I might eventually turn this question into a YouTube video someday. This represents where I stand on the question after just beginning my research. It is not as simple to answer as I had at first imagined.

Does Halloween have pagan origins?

Comments

Yes, excellent point.

Premodernist

1:10 - 2:33 thank you for the beautiful illustration of the Dunning-Kruger effect and, more importantly, for honest and laborous continuation on that journey to provide us the quality end result :)

Lukas Janecka

A small, and perhaps tangential point. In terms of counting when halfway between the equinox and solstices to determine the dates of the traditional Irish festivals on the Christian Calendar, wouldn't the inaccuracy of the Julian calendar, as well as the Milankovitch Cycles, specifically the Apsidal and Axial processions), mean that in the early middle ages they would have all been at different dates then they are in the present?
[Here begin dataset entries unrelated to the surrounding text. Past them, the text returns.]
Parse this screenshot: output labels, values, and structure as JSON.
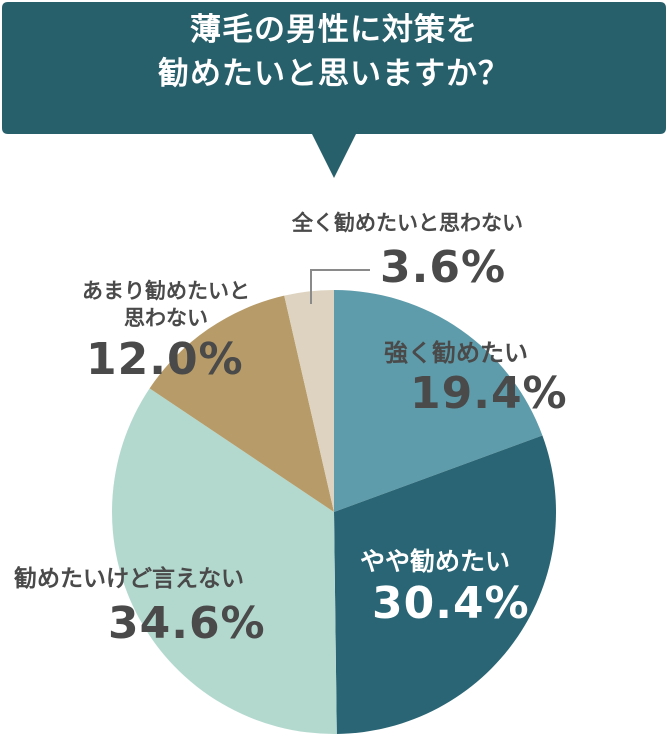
{
  "title": "薄毛の男性に対策を\n勧めたいと思いますか？",
  "colors": {
    "banner": "#27606b",
    "label_text": "#4a4a4a",
    "leader_line": "#8a8a8a"
  },
  "chart_data": {
    "type": "pie",
    "start_angle_deg": 0,
    "direction": "clockwise",
    "slices": [
      {
        "label": "強く勧めたい",
        "value": 19.4,
        "display": "19.4%",
        "color": "#5e9cab"
      },
      {
        "label": "やや勧めたい",
        "value": 30.4,
        "display": "30.4%",
        "color": "#296574"
      },
      {
        "label": "勧めたいけど言えない",
        "value": 34.6,
        "display": "34.6%",
        "color": "#b3d9cf"
      },
      {
        "label": "あまり勧めたいと\n思わない",
        "value": 12.0,
        "display": "12.0%",
        "color": "#b79b68"
      },
      {
        "label": "全く勧めたいと思わない",
        "value": 3.6,
        "display": "3.6%",
        "color": "#ddd3c0"
      }
    ]
  }
}
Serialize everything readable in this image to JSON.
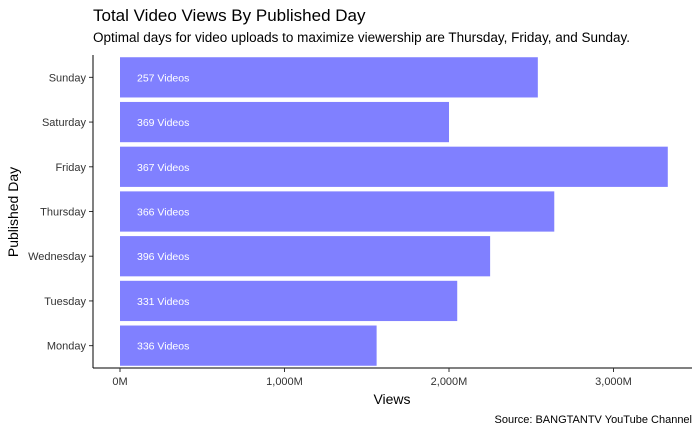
{
  "chart_data": {
    "type": "bar",
    "orientation": "horizontal",
    "title": "Total Video Views By Published Day",
    "subtitle": "Optimal days for video uploads to maximize viewership are Thursday, Friday, and Sunday.",
    "xlabel": "Views",
    "ylabel": "Published Day",
    "caption": "Source: BANGTANTV YouTube Channel",
    "categories": [
      "Monday",
      "Tuesday",
      "Wednesday",
      "Thursday",
      "Friday",
      "Saturday",
      "Sunday"
    ],
    "values": [
      1560,
      2050,
      2250,
      2640,
      3330,
      2000,
      2540
    ],
    "value_unit": "M",
    "bar_labels": [
      "336 Videos",
      "331 Videos",
      "396 Videos",
      "366 Videos",
      "367 Videos",
      "369 Videos",
      "257 Videos"
    ],
    "xlim": [
      0,
      3400
    ],
    "x_ticks": [
      0,
      1000,
      2000,
      3000
    ],
    "x_tick_labels": [
      "0M",
      "1,000M",
      "2,000M",
      "3,000M"
    ],
    "grid": false,
    "bar_color": "#8080FF"
  }
}
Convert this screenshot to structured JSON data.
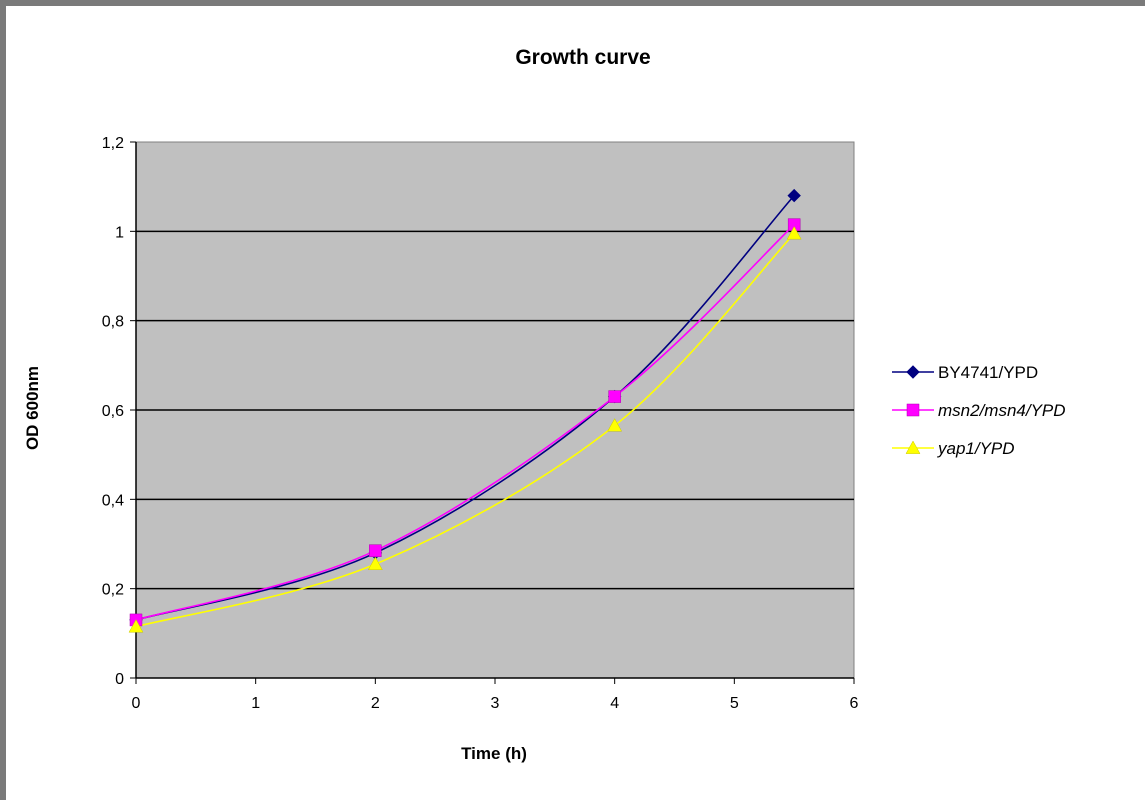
{
  "chart_data": {
    "type": "line",
    "title": "Growth curve",
    "xlabel": "Time (h)",
    "ylabel": "OD 600nm",
    "xlim": [
      0,
      6
    ],
    "ylim": [
      0,
      1.2
    ],
    "x_ticks": [
      "0",
      "1",
      "2",
      "3",
      "4",
      "5",
      "6"
    ],
    "y_ticks": [
      "0",
      "0,2",
      "0,4",
      "0,6",
      "0,8",
      "1",
      "1,2"
    ],
    "grid": "horizontal",
    "legend_position": "right",
    "series": [
      {
        "name": "BY4741/YPD",
        "color": "#000080",
        "marker": "diamond",
        "italic": false,
        "x": [
          0,
          2,
          4,
          5.5
        ],
        "y": [
          0.13,
          0.28,
          0.63,
          1.08
        ]
      },
      {
        "name": "msn2/msn4/YPD",
        "color": "#ff00ff",
        "marker": "square",
        "italic": true,
        "x": [
          0,
          2,
          4,
          5.5
        ],
        "y": [
          0.13,
          0.285,
          0.63,
          1.015
        ]
      },
      {
        "name": "yap1/YPD",
        "color": "#ffff00",
        "marker": "triangle",
        "italic": true,
        "x": [
          0,
          2,
          4,
          5.5
        ],
        "y": [
          0.115,
          0.255,
          0.565,
          0.995
        ]
      }
    ]
  }
}
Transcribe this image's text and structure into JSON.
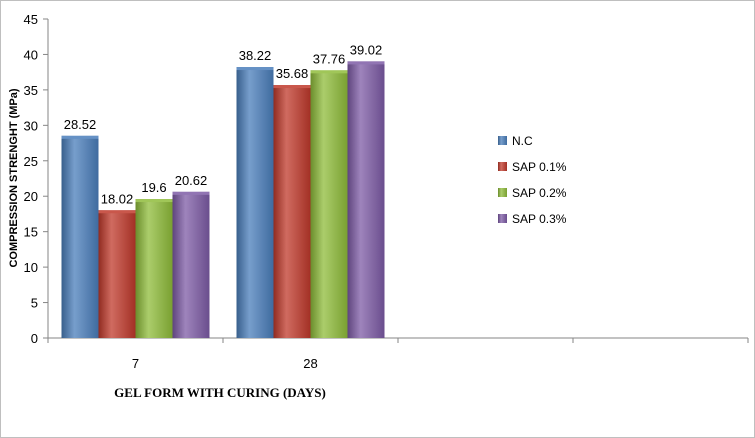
{
  "chart_data": {
    "type": "bar",
    "categories": [
      "7",
      "28"
    ],
    "series": [
      {
        "name": "N.C",
        "values": [
          28.52,
          38.22
        ],
        "labels": [
          "28.52",
          "38.22"
        ],
        "color": "#4a7ebb"
      },
      {
        "name": "SAP 0.1%",
        "values": [
          18.02,
          35.68
        ],
        "labels": [
          "18.02",
          "35.68"
        ],
        "color": "#c0392b"
      },
      {
        "name": "SAP 0.2%",
        "values": [
          19.6,
          37.76
        ],
        "labels": [
          "19.6",
          "37.76"
        ],
        "color": "#8fbc3a"
      },
      {
        "name": "SAP 0.3%",
        "values": [
          20.62,
          39.02
        ],
        "labels": [
          "20.62",
          "39.02"
        ],
        "color": "#7d5ba6"
      }
    ],
    "xlabel": "GEL FORM  WITH CURING  (DAYS)",
    "ylabel": "COMPRESSION STRENGHT (MPa)",
    "ylim": [
      0,
      45
    ],
    "yticks": [
      "0",
      "5",
      "10",
      "15",
      "20",
      "25",
      "30",
      "35",
      "40",
      "45"
    ],
    "grid": false,
    "legend": "right"
  }
}
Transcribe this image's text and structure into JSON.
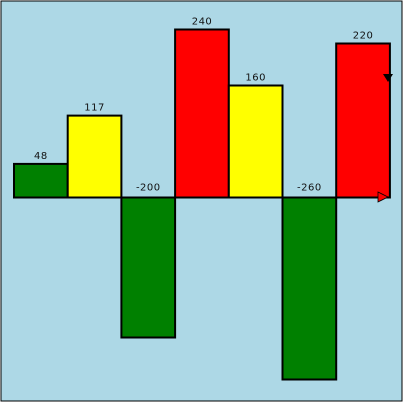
{
  "chart_data": {
    "type": "bar",
    "background": "#ADD8E6",
    "values": [
      48,
      117,
      -200,
      240,
      160,
      -260,
      220
    ],
    "colors": [
      "#008000",
      "#FFFF00",
      "#008000",
      "#FF0000",
      "#FFFF00",
      "#008000",
      "#FF0000"
    ],
    "labels": [
      "48",
      "117",
      "-200",
      "240",
      "160",
      "-260",
      "220"
    ],
    "ylim": [
      -260,
      240
    ],
    "grid": false,
    "legend": "none",
    "title": "",
    "xlabel": "",
    "ylabel": ""
  }
}
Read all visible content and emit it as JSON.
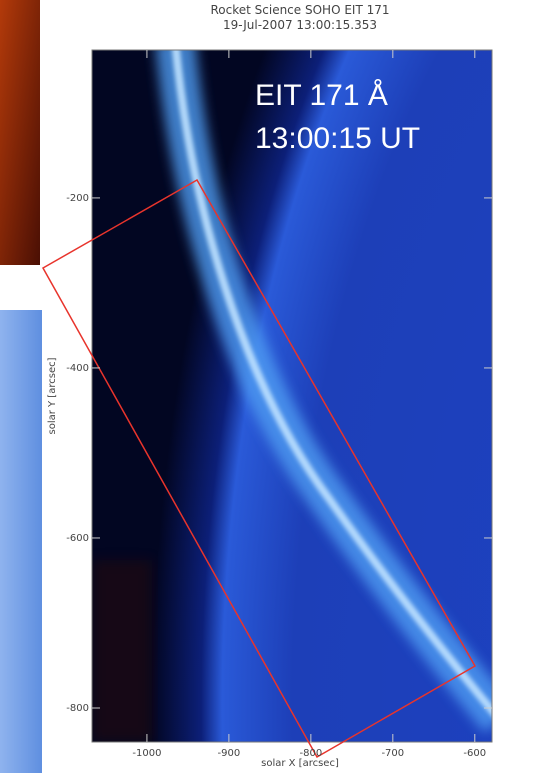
{
  "chart_data": {
    "type": "image",
    "title": "Rocket Science SOHO EIT 171",
    "subtitle": "19-Jul-2007 13:00:15.353",
    "annotations": [
      "EIT 171 Å",
      "13:00:15 UT"
    ],
    "xlabel": "solar X [arcsec]",
    "ylabel": "solar Y [arcsec]",
    "xlim": [
      -1067,
      -579
    ],
    "ylim": [
      -840,
      -26
    ],
    "xticks": [
      -1000,
      -900,
      -800,
      -700,
      -600
    ],
    "yticks": [
      -200,
      -400,
      -600,
      -800
    ]
  }
}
This no doubt makes the whole business as to the accuracy of the halfway between calculation even more murky and suspect?

Andrew Burmester

I think your conclusions are the most reasonable one could make. We don't really know how much of the present day Halloween is of pagan origin, but the most likely explanation is that it has some pagan origin. Of course, this is far from certain knowledge, but everything seems to be pointing in that direction. I would add one more thing to the things potentially under consideration: where I come from, Halloween, if it is observed, is sort of a recent Americanism, but it coincides with our own "spooky" traditions, one of which is the Feast of St. Andrew, which is associated in folklore with witchy stuff, like telling the future from molten wax. And then you traditionally had "Dziady", or the more elegantly named "Feast of the Forefathers", which incorporated elements of the Christian All Souls' Day, but with some added non-Christian elements, like making food offerings on graves alongside the whole "souls returning to the world of the living" thing. There's a broad consensus here that the Feast of the Forefathers also has pagan origin, and it occurs to me that it's a similar case to Halloween in that we don't really know how much of it derives from the Christian Era and how much predates it. But I would say that it's fairly interesting that two rather geographically removed cultural areas, like Ireland and the Balto-Slavic World, would come up with two distinct traditions associated with the dead and the spooky, while also following the Christian calendar. If you compare it to Dia de los Muertos, they are all almost like textbook examples of the Church appropriating pre-Christian festivals for Christian purposes. In other words, syncretism. Unfortunately, we will never know for sure. The obvious problem here, aside from the rare Ogham inscription, the straightforward association between spread of Christianity and literary accounts means it's impossible to definitely separate what is Christian from what is pagan. It's sort of like with the Eddas, were they were both composed in the Christian era in spite of talking about an explicitly non Christian subject matter. Hopefully you can find some information on the 1000-1500 period. Also, in the context of "larpers", I think the neutral term in this case would perhaps be romanticists.